Three different works will be traversing the Aula of de Appel. We No Longer Prefer Mountains (2023) takes place in the Druze town of Dalyet el Carmel, in northern Palestine, pulling the viewer into a surreal world of geographic isolation, shrouded mysticism, and a locale shaped by co-optation, coercion, and control. Weaving together intimate engagements with members of the community, in shared domestic spaces and outdoor environments, the film sets out to explore how the inner politics of the Druze have been controlled and reshaped as a result of the establishment of Israel in 1948. The film is informed by the landscape theory (fûkeiron), a Japanese Avant Garde film movement in the 60s whereby the filmmakers posited that filming the everyday surroundings reveal the oppressive and repressively isolating landscapes and the powers at play.
In We Have Always Known the Wind’s Direction (2019-2020) Halabi grapples with the invisible subterranean violence. She explores the material effects of radiation (physically and metaphorically) and the possible burial of nuclear waste in the south of the West Bank. Radioactivity, invisible but deadly, is here a synecdoche for a more ungraspable invisibility—the systemic networks of power and control in the region and a meditation on how to account for the ungraspable.
In Hopscotch (the Centre of the Sun's Radiance) (2021) it is through soundscapes that the listeners witness lasting neo colonial oppression.
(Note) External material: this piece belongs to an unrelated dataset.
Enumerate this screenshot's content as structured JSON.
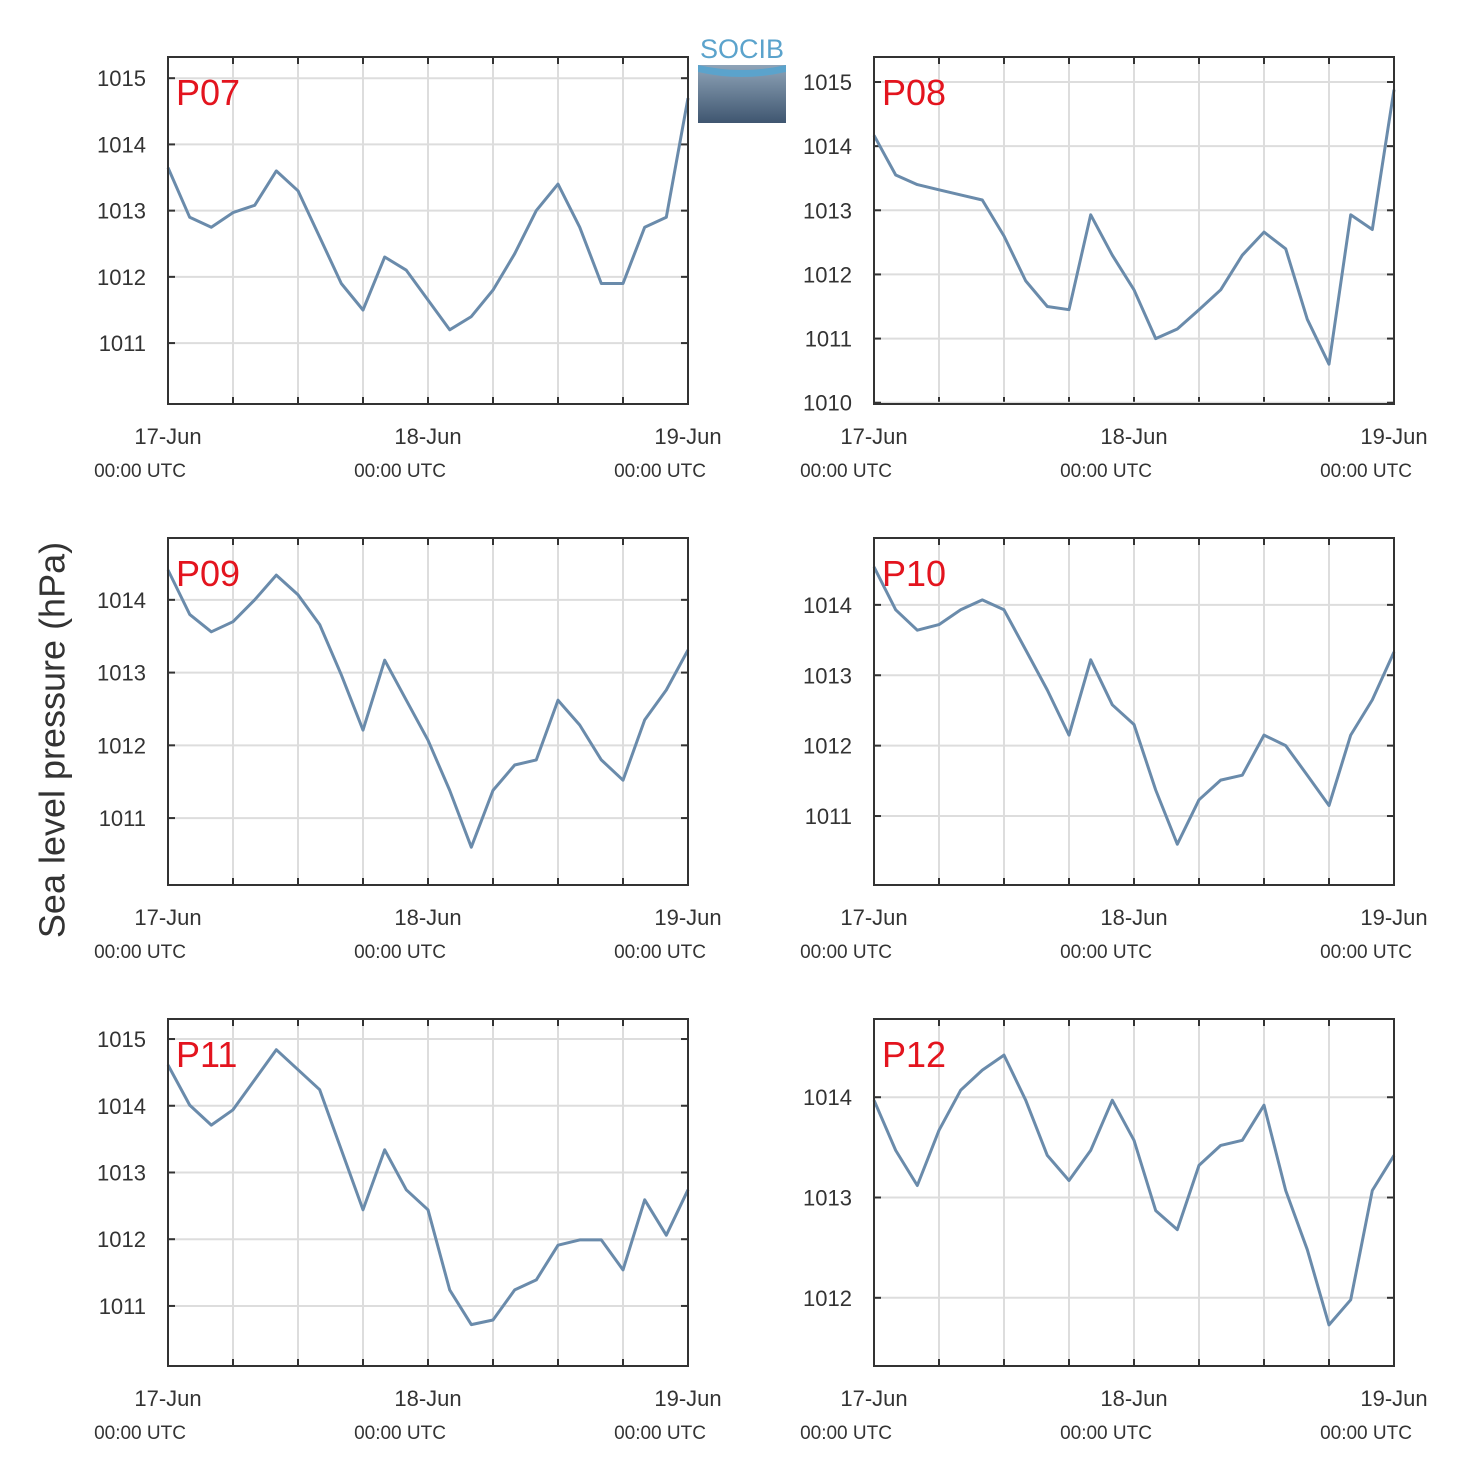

The seven chapters take listeners on a sonic trip across two continents – Africa and Europe –exploring the ways in which histories of labour and the extraction of resources are tied to the train’s development in both the Democratic Republic of Congo and Belgium. The project explores how these histories are embedded in the landscape and how the (colonial) past continues in the present, albeit under different guises.
Exploring many issues, the exhibition is an instigation to think collectively about the dilemmas faced by the dispossessed in relation to the modes of representation and visibility as a result of the settler colonial state. A public programme will accompany the exhibition, where the research collective Sarmad are invited to respond to We No Longer Prefer Mountains, scholar Layal Ftouneh will lead a reading of Edward Said’s book After the Last Sky, and artist Inas Halabi will give a talk discussing the different facets of her works with the public.
About the artist
Inas Halabi (b.1988, Palestine) is a visual artist and filmmaker. Her practice is concerned with how social and political forms of power are manifested and the impact that overlooked, or suppressed, histories have on contemporary life. She holds an MFA from Goldsmiths College in London and completed the De Ateliers artist residency in Amsterdam, in 2019. She lives and works between Palestine and the Netherlands.